Antoniak began as a writer of movies and shorts for television. Her first feature, “Nothing Personal,” screened in competition at the Locarno Film Festival in 2009, nabbing the Golden Leopard for debut film and the actress award for Lotte Verbeek. It also took the Fipresci jury award and a special mention from the Ecumenical Jury. Her subsequent feature, “Code Blue” (2011) (1) and latest, “Nude Area” (2014), played at several international fests, including a Directors’ Fortnight berth in Cannes for the provocative “Code Blue.” The Polish-Dutch filmmaker has a few projects in the pipeline, including Polish production “Polish Gigolo” and “Run Dry,” an Irish-Dutch-Polish co-production.
Following a long career in multimedia and teaching at the Academy of Fine Arts in Poznan, where she also studied, Gustowska is known in the film world for her first documentary, “The Case of Josephine H.” (2), which preemed at the 2014 New Horizons Film Festival and recounts the story of painter Edward Hopper’s wife, Josephine, who searched for her own muse in New York City. The move to feature-length docs looks like an easy one for Gustowska, who was born in 1948 in Poznan, where she continues to work and live, and made a career in the arts, working in the fields of prints, painting, video installation and video performance. She has also run galleries and mounted many exhibitions, and staged her own one-woman shows.
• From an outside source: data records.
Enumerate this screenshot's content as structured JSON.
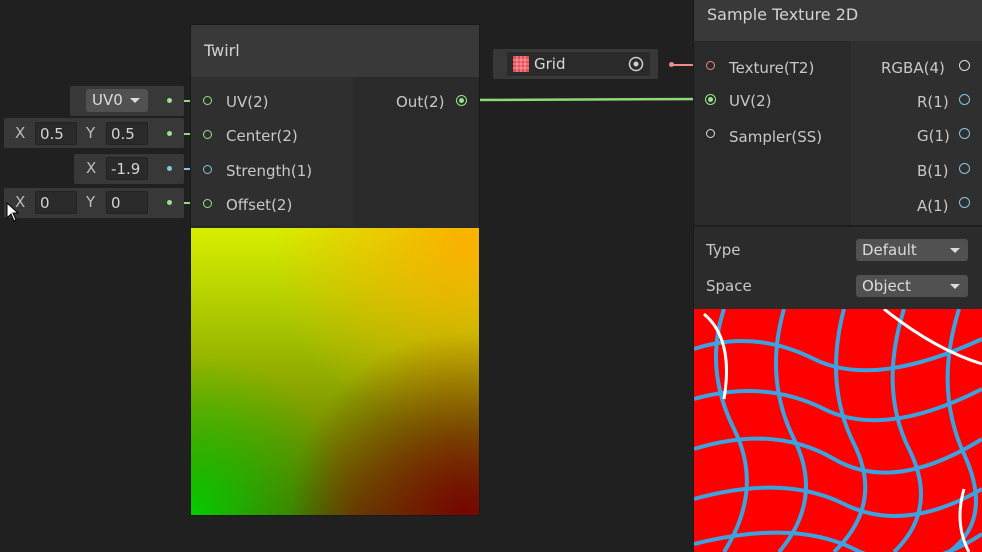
{
  "twirl": {
    "title": "Twirl",
    "inputs": [
      "UV(2)",
      "Center(2)",
      "Strength(1)",
      "Offset(2)"
    ],
    "output": "Out(2)"
  },
  "inputs_left": {
    "uv_dropdown": "UV0",
    "center": {
      "x_label": "X",
      "x": "0.5",
      "y_label": "Y",
      "y": "0.5"
    },
    "strength": {
      "x_label": "X",
      "x": "-1.9"
    },
    "offset": {
      "x_label": "X",
      "x": "0",
      "y_label": "Y",
      "y": "0"
    }
  },
  "grid_node": {
    "label": "Grid"
  },
  "sample_texture": {
    "title": "Sample Texture 2D",
    "inputs": [
      "Texture(T2)",
      "UV(2)",
      "Sampler(SS)"
    ],
    "outputs": [
      "RGBA(4)",
      "R(1)",
      "G(1)",
      "B(1)",
      "A(1)"
    ],
    "type_label": "Type",
    "type_value": "Default",
    "space_label": "Space",
    "space_value": "Object"
  },
  "colors": {
    "uv_wire": "#8fd97c",
    "float_wire": "#84c6e6",
    "texture_wire": "#f08a8a",
    "texture_red": "#ff0000",
    "texture_lines": "#3aa3e0"
  }
}
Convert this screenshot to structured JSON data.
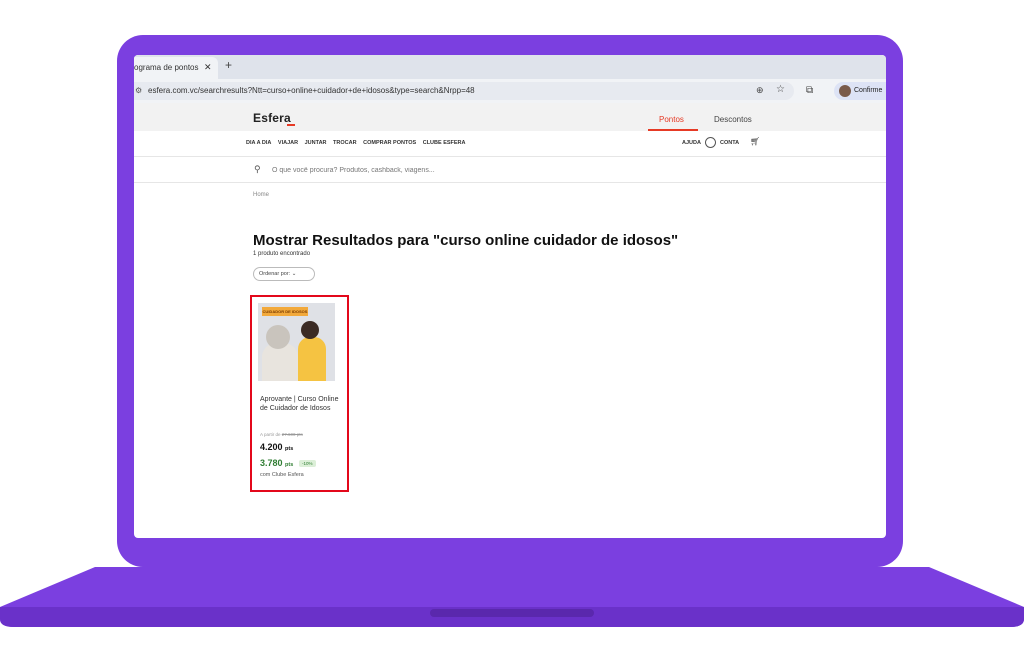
{
  "browser": {
    "tab_title": "ograma de pontos",
    "tab_close": "✕",
    "new_tab": "+",
    "url": "esfera.com.vc/searchresults?Ntt=curso+online+cuidador+de+idosos&type=search&Nrpp=48",
    "profile_label": "Confirme"
  },
  "site": {
    "logo": "Esfera",
    "top_tabs": [
      "Pontos",
      "Descontos"
    ],
    "nav": [
      "DIA A DIA",
      "VIAJAR",
      "JUNTAR",
      "TROCAR",
      "COMPRAR PONTOS",
      "CLUBE ESFERA"
    ],
    "help": "AJUDA",
    "account": "CONTA",
    "search_placeholder": "O que você procura? Produtos, cashback, viagens..."
  },
  "results": {
    "breadcrumb": "Home",
    "title": "Mostrar Resultados para \"curso online cuidador de idosos\"",
    "count": "1 produto encontrado",
    "sort_label": "Ordenar por:"
  },
  "product": {
    "image_banner": "CUIDADOR DE IDOSOS",
    "title": "Aprovante | Curso Online de Cuidador de Idosos",
    "from_label": "A partir de",
    "old_price": "27.600 pts",
    "price": "4.200",
    "price_unit": "pts",
    "club_price": "3.780",
    "club_unit": "pts",
    "club_discount": "-10%",
    "club_note": "com Clube Esfera"
  },
  "colors": {
    "laptop": "#7b3fe0",
    "accent": "#e63a25",
    "highlight": "#e3081b",
    "club_green": "#2f7d32"
  }
}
A graduate of Lodz’s Polish National School, Jaroszuk saw his graduation film, “Frozen Stories” (2011), play at Sundance, pick up several fest awards including the Pianifica Prize in Locarno and the Grand Prix at the AFI Fest, and receive a nod for short film from the European Film Academy. “Kebab & Horoscope,” his first feature (which he also penned), preemed at Karlovy Vary and went on to several other fests including Gdynia and Reykjavik. New Europe Film Sales is handling the pic. His next film is “Story of a Sign,” which he is writing with Kinga Krzeminska.
Klimkiewicz knew she wanted to be a film director since she was a teenager and graduated from the Polish National Film School in Lodz. She’s part of a generation of filmmakers probing the aftermath of communism in Polish society. After her first feature, “Flying Blind” (2012), (3) and other successful short films, Klimkiewicz made the critically acclaimed short “La Isla” with Chilean director Dominga Sotomayor in 2013. The film won at the Huesca festival, making it eligible for the Academy Award for short film.
Kolberger is an alumna of the Polish National Film School in Lodz, where she graduated from the directing program in 2009. Apart from working as an actress and assistant director on various projects, she wrote and directed the highly praised short film “The Easter Crumble,” which played at a number of fests worldwide, last year winning the Grand Jury Award in the Young Cinema Competition in Gdynia. Kolberger has yet to make her debut feature but her filmmaking future looks promising.
Lankosz’s fiction and doc shorts picked up several fest prizes, but he had his breakthrough with his debut film, “Reverse” (5). Pic was part of the Variety Critics’ Choice sidebar in Karlovy Vary in 2010. “Reverse” was heralded as the forerunner of a “new wave” of Polish cinema. He has completed his upcoming and highly anticipated thriller, “A Grain of Truth,” an adaptation of the bestselling Polish novel by Zygmunt Miloszewski, and is in pre-production on his next project, the adaptation of another bestseller, “Dark, Almost Night.”